The following list metrics is applicable to clustering of a multi-node etcd cluster. The full list of metrics exposed by etcd is available here.

No. Metrics Name Description Comments
1 etcd_disk_wal_fsync_duration_seconds latency distributions of fsync called by WAL. High disk operation latencies indicate disk issues.
2 etcd_disk_backend_commit_duration_seconds latency distributions of commit called by backend. High disk operation latencies indicate disk issues.
3 etcd_server_has_leader whether or not a leader exists. 1: leader exists, 0: leader not exists. To capture quorum loss or to check the availability of etcd cluster.
4 etcd_server_is_leader whether or not this member is a leader. 1 if it is, 0 otherwise.
5 etcd_server_leader_changes_seen_total number of leader changes seen. Helpful in fine tuning the zonal cluster like etcd-heartbeat time etc, it can also indicates the etcd load and network issues.
6 etcd_server_is_learner whether or not this member is a learner. 1 if it is, 0 otherwise.
7 etcd_server_learner_promote_successes total number of successful learner promotions while this member is leader. Might be helpful in checking the success of API calls called by backup-restore.
8 etcd_network_client_grpc_received_bytes_total total number of bytes received from grpc clients. Client Traffic In.
9 etcd_network_client_grpc_sent_bytes_total total number of bytes sent to grpc clients. Client Traffic Out.
10 etcd_network_peer_sent_bytes_total total number of bytes sent to peers. Useful for network usage.
11 etcd_network_peer_received_bytes_total total number of bytes received from peers. Useful for network usage.
12 etcd_network_active_peers current number of active peer connections. Might be useful in detecting issues like network partition.
13 etcd_server_proposals_committed_total total number of consensus proposals committed. A consistently large lag between a single member and its leader indicates that member is slow or unhealthy.
14 etcd_server_proposals_pending current number of pending proposals to commit. Pending proposals suggests there is a high client load or the member cannot commit proposals.
15 etcd_server_proposals_failed_total total number of failed proposals seen. Might indicates downtime caused by a loss of quorum.
16 etcd_server_proposals_applied_total total number of consensus proposals applied. Difference between etcd_server_proposals_committed_total and etcd_server_proposals_applied_total should usually be small.
17 etcd_mvcc_db_total_size_in_bytes total size of the underlying database physically allocated in bytes.
18 etcd_server_heartbeat_send_failures_total total number of leader heartbeat send failures. Might be helpful in fine-tuning the cluster or detecting slow disk or any network issues.
19 etcd_network_peer_round_trip_time_seconds round-trip-time histogram between peers. Might be helpful in fine-tuning network usage specially for zonal etcd cluster.
20 etcd_server_slow_apply_total total number of slow apply requests. Might indicate overloaded from slow disk.
21 etcd_server_slow_read_indexes_total total number of pending read indexes not in sync with leader's or timed out read index requests.

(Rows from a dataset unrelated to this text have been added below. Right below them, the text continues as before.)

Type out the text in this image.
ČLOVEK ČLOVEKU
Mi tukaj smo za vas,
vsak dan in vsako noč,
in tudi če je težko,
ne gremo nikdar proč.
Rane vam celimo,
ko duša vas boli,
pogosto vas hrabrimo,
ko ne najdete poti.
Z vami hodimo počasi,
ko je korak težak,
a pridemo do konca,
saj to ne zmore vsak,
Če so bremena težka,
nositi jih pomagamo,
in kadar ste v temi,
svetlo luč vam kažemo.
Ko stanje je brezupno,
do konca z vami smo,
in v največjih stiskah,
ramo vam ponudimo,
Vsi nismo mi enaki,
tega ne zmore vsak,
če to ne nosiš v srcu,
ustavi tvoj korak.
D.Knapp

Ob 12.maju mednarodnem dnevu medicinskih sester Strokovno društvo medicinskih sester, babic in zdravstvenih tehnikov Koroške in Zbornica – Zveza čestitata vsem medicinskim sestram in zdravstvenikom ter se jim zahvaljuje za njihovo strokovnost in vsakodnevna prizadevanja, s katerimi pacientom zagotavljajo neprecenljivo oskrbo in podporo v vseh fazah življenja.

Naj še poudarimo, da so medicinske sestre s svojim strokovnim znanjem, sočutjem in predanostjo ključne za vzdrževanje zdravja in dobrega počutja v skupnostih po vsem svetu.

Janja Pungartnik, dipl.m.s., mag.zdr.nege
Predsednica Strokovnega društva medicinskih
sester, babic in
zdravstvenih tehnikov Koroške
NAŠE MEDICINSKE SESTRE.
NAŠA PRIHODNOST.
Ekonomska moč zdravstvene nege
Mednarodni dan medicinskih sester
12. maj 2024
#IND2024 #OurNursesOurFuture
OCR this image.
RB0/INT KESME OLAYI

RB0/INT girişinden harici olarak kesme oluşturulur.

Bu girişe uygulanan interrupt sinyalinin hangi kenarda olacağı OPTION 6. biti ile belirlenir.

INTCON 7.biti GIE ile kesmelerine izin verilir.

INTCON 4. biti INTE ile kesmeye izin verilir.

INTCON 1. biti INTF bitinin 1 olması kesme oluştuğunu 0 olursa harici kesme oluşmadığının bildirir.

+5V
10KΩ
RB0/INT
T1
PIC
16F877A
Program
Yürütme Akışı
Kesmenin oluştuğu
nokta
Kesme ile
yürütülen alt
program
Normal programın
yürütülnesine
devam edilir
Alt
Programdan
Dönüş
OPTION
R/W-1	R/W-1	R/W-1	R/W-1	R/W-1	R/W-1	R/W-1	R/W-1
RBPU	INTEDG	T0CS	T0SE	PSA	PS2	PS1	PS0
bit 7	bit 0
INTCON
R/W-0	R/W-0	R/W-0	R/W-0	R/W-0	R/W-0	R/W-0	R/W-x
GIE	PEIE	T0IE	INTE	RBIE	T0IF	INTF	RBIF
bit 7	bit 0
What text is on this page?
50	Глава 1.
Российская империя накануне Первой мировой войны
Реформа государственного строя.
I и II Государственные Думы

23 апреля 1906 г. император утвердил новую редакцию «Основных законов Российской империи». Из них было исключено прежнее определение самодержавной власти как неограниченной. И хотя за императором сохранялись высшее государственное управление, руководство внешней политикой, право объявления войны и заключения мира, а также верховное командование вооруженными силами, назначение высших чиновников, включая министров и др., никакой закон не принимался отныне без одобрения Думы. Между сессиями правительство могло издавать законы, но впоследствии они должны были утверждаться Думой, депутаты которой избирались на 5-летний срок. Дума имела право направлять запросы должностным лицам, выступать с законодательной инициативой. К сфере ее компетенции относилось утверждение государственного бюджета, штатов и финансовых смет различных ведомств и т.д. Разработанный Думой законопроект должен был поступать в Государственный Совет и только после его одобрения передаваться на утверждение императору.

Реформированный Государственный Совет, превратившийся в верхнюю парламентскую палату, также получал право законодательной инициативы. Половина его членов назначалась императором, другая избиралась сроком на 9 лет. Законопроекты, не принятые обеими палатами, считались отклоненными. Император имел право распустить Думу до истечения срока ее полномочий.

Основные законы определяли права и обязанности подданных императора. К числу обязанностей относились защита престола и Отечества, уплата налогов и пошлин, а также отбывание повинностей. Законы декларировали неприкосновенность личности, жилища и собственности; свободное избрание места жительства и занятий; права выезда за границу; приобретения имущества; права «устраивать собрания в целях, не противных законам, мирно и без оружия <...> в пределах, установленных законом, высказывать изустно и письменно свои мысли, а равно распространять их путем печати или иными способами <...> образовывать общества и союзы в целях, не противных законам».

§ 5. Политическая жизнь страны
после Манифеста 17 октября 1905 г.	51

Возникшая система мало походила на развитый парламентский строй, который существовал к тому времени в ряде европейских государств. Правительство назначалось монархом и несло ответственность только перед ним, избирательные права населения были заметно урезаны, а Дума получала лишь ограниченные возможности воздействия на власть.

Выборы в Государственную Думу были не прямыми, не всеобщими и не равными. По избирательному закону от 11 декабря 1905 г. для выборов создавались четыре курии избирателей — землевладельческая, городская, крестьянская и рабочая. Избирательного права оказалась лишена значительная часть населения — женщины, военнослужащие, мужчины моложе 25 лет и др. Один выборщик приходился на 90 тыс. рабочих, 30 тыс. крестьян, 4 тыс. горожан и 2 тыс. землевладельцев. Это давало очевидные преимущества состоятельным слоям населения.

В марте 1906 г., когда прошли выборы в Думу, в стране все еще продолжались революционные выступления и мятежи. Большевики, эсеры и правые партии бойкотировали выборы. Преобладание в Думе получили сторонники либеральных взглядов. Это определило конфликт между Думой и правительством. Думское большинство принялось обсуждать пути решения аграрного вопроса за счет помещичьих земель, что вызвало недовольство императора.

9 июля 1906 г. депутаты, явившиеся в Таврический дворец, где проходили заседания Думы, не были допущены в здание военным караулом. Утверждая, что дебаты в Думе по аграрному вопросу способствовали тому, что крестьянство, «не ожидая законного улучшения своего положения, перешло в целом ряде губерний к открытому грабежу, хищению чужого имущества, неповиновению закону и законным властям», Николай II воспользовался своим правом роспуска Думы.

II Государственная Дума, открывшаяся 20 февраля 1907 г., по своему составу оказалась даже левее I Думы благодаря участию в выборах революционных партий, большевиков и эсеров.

The full list of metrics is available here.

Etcd-Backup-Restore

These metrics are exposed by the etcd-backup-restore container in each etcd pod.

The following list metrics is applicable to clustering of a multi-node etcd cluster. The full list of metrics exposed by etcd-backup-restore is available here.

No. Metrics Name Description
1. etcdbr_cluster_size to capture the scale-up/scale-down scenarios.
2. etcdbr_is_learner whether or not this member is a learner. 1 if it is, 0 otherwise.
3. etcdbr_is_learner_count_total total number times member added as the learner.
4. etcdbr_restoration_duration_seconds total latency distribution required to restore the etcd member.
5. etcdbr_add_learner_duration_seconds total latency distribution of adding the etcd member as a learner to the cluster.
6. etcdbr_member_remove_duration_seconds total latency distribution removing the etcd member from the cluster.
7. etcdbr_member_promote_duration_seconds total latency distribution of promoting the learner to the voting member.
8. etcdbr_defragmentation_duration_seconds total latency distribution of defragmentation of each etcd cluster member.

Prometheus supplied metrics

The Prometheus client library provides a number of metrics under the go and process namespaces.